煙管を求めて、手が伸びる。

「あ、がくぽさまっ」

「ん……ん??」

呼ばれて顔を向けると、傍にやって来たカイトがへちゃんと座り、触れるだけの口づけをして寄越した。

表菅原、花見酒

にこにこ笑う彼の意図は不明でも、その気になったなら、見逃すがくぽではない。

「ぁ…………んく」

カイトの体を引き寄せると、くちびるを合わせた。舌を伸ばして、舐めあう。

「ん………んふ…………」

とろんと蕩けたカイトが凭れかかって来て、がくぽは機嫌よくくちびるを離した。

さらに手を伸ばして体を探ろうとすると、カイトは困ったようにその手を押さえる。

「だめ……です。口づけだけ、です………」

「なにゆえだ?」

笑って訊くと、カイトは凭れたまま、記憶を漁るような上目遣いになり、首を傾げた。

「聞いた話なんですけど………煙管が欲しいときって、口寂しいときなんですって。
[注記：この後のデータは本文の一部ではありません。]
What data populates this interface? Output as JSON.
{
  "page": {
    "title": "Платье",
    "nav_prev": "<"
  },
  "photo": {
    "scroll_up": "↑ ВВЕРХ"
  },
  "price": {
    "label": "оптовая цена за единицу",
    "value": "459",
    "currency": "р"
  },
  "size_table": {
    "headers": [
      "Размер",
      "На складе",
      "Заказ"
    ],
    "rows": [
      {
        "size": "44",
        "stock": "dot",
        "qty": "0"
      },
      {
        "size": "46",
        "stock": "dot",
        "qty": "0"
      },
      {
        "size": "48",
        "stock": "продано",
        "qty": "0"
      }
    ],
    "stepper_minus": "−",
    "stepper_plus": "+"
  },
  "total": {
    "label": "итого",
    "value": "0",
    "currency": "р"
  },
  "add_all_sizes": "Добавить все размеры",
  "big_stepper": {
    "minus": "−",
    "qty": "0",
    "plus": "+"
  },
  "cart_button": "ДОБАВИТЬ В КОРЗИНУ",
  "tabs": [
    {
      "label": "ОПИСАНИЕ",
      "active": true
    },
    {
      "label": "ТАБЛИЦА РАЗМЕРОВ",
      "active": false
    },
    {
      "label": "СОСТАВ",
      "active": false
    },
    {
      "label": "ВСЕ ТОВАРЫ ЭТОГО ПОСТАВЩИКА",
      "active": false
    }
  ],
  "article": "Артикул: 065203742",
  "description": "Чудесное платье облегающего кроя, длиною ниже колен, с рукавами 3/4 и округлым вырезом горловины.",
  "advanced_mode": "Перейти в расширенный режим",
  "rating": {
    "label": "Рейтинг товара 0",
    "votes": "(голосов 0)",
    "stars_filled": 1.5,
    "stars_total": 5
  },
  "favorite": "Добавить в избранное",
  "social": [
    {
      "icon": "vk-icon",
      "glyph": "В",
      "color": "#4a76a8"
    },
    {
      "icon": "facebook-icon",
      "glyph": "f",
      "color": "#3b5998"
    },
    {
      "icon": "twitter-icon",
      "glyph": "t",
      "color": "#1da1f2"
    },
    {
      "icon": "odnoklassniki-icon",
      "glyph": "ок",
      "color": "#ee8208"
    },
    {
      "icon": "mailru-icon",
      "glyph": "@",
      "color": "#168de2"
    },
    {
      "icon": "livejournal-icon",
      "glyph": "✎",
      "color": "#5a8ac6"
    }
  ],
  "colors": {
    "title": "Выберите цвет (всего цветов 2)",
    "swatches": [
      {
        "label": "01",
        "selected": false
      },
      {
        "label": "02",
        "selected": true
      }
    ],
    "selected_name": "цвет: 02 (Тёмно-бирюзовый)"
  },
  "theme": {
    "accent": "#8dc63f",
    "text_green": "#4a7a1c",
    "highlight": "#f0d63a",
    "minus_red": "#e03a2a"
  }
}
だからがくぽさまも、口寂しくなると、煙管が欲しいのかなって思って………」

「ふうん?」

そういうことも間々あるが、それだけが煙管を好む理由でもない。

しかし特に訂正もせず、先を促したがくぽに、カイトは頬を染めて俯いた。

「………口寂しくていらっしゃるなら、俺が口づけしたらいいんじゃないかって、思ったんです……そしたら、気が紛れるでしょう……?」

「……」

誰かは知らないが、いい仕事をしてくれた。

がくぽはにんまりと笑うと、俯くカイトの顎を掴んで上向かせた。

「一度では足らぬぞ煙管を吸う間と同じくらい、していて貰わねば」

性悪に吐き出された言葉に、カイトは束の間、瞳を見張る。

しかしすぐにうれしそうに笑うと、がくぽの首に手を掛けた。

「はぃ、がくぽさま………」

恥じらいながら頷いた顔が、近づいてくる。

笑みに歪む口を覆う熱に、がくぽはさらにカイトの体を抱き寄せた。